The bottom line here is that it continues to be the patients responsibility to advocate for themselves and demand the best care. Financial incentives and lack of education are the two most common reasons that a physician is not going to send you to a get the best MRI scan available. You should never have to worry about alienating a your physician when advocating for your own care. Your doctor should want the best for his or her patients, period.
after you get lied to enough times, have part of your life zapped out from under you, you'll never again give a hoot about alienating any doctor or member of the human race -- trust me or don't
>>I've had an open 1.5 MRI which indicated only microvascular disease.
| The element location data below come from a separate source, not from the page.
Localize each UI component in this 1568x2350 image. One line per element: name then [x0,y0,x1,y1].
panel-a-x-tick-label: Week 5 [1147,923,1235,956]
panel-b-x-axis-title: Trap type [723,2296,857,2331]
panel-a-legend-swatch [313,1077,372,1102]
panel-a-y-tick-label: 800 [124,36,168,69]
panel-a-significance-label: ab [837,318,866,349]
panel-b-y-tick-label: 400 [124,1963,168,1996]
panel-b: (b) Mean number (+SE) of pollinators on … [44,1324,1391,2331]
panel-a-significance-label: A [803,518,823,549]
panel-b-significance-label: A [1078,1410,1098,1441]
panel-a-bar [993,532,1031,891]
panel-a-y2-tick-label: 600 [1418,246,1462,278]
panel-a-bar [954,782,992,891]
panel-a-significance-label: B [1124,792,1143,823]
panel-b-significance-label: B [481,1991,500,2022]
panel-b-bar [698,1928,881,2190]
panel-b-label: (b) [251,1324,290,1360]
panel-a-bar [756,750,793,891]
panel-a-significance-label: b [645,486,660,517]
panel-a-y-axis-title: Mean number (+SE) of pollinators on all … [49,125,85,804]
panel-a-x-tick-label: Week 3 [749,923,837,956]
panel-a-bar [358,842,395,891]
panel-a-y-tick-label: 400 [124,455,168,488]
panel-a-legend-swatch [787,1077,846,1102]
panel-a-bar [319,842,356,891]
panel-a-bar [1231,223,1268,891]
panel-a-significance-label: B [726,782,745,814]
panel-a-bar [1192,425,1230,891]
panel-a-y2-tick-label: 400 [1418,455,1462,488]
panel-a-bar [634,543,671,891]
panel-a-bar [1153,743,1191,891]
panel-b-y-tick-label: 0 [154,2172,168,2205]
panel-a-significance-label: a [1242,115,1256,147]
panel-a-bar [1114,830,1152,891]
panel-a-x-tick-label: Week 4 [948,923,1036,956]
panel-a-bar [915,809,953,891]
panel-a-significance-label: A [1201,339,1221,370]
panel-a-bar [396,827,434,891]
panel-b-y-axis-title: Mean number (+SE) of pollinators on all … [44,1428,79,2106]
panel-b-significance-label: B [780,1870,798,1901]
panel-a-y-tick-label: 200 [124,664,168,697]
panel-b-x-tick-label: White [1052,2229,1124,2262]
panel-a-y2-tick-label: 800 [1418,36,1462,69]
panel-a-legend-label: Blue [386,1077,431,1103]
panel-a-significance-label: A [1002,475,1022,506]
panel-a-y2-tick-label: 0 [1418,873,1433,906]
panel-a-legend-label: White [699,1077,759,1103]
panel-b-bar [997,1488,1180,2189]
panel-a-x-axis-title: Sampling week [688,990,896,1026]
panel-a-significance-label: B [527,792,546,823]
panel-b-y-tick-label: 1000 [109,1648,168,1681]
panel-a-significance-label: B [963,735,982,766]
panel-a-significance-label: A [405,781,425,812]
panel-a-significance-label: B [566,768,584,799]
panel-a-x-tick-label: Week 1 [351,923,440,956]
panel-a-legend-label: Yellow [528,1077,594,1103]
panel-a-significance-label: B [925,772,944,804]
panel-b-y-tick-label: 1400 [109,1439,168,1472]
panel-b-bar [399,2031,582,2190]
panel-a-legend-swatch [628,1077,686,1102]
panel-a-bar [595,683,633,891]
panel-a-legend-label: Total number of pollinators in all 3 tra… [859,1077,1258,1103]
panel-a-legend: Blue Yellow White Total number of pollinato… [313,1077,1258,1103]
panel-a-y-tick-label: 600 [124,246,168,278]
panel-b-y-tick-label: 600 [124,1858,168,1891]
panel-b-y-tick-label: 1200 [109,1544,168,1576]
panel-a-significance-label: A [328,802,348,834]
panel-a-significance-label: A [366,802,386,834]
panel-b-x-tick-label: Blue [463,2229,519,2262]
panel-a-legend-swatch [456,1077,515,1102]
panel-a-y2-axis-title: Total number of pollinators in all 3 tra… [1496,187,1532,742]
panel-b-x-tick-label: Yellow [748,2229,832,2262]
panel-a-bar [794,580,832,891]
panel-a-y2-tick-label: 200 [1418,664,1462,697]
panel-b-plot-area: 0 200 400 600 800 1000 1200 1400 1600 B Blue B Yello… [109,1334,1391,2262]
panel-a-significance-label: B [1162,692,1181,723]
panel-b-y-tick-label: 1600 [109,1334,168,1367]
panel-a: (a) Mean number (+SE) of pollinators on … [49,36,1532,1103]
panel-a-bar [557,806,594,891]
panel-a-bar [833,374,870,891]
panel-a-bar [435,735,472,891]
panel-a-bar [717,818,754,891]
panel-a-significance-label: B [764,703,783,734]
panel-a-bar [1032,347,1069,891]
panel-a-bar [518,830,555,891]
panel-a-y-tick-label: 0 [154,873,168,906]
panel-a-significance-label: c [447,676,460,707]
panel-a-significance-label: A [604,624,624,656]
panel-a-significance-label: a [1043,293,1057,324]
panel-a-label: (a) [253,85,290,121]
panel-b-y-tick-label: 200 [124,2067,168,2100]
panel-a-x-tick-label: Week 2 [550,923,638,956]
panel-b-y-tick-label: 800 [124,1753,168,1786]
i would love to comment on this but i really know i will go off in a direction that would be of no use to most people here. i'm now in counseling for it. as for your microvascular disease, fine, if that is really what the disease is, BUT, if some entity is using that to hold back other evidence that a 3T would see ... get my point?
>>Before I invest the money to have a private 3T MRI
invest the money. it is painful to do so, i'm going broke anyway so WTF, but without the objective evidence, doctors, disability people, friends, etc, will do to you as they please. even with that evidence, they still may, BUT, YOU will have the objective evidence. and with that, someone somewhere WILL take notice to help...hopefully before it is too late.
>>ask how many on this forum have had invisible lesions that then showed up on the stronger machines?
count me in. and a new lesion showed up last month. i paid myself for 3T/MS_protocol outside of VA. the VA wouldn't order new MRIs after 6 months on DMD so my non-VA neuro ordered them. you see where this is going i trust?
PDXpacs and others are so right in YOU/WE have to fight for our our well being and be our best advocate. once you get burned enough, this will become increasingly easier.
Thank you so much for offering your own knowledge and expertise. You verify what I have been telling people for many years.
The issue of the MRI software is problemsatic. How are any of us outside the radiological field going to be able to evaluate the quality of the software being used?
So, far I have just advised people to go for the
highest magnet strength
in a CLOSED MRI
using the MS MRI Protocol recommended by the Consortium of MS Centers
at what appears to be an up-to-date large scale imaging center.
If the MRI is at an independent center we might also ask what organizations contract with them - to give us an idea of what the local neurologists and hospitals think of them.
Recently we heard from an MRI tech that told us they had their own MS Protocol which used 5mm slices which were not done contiguously. This means that by definition they were missing areas of brain large enough to completely miss good-sized MS lesions.
Yes, it is very unfortunate that we must self-educate so completely as to ensure that we are even getting the proper MRIs.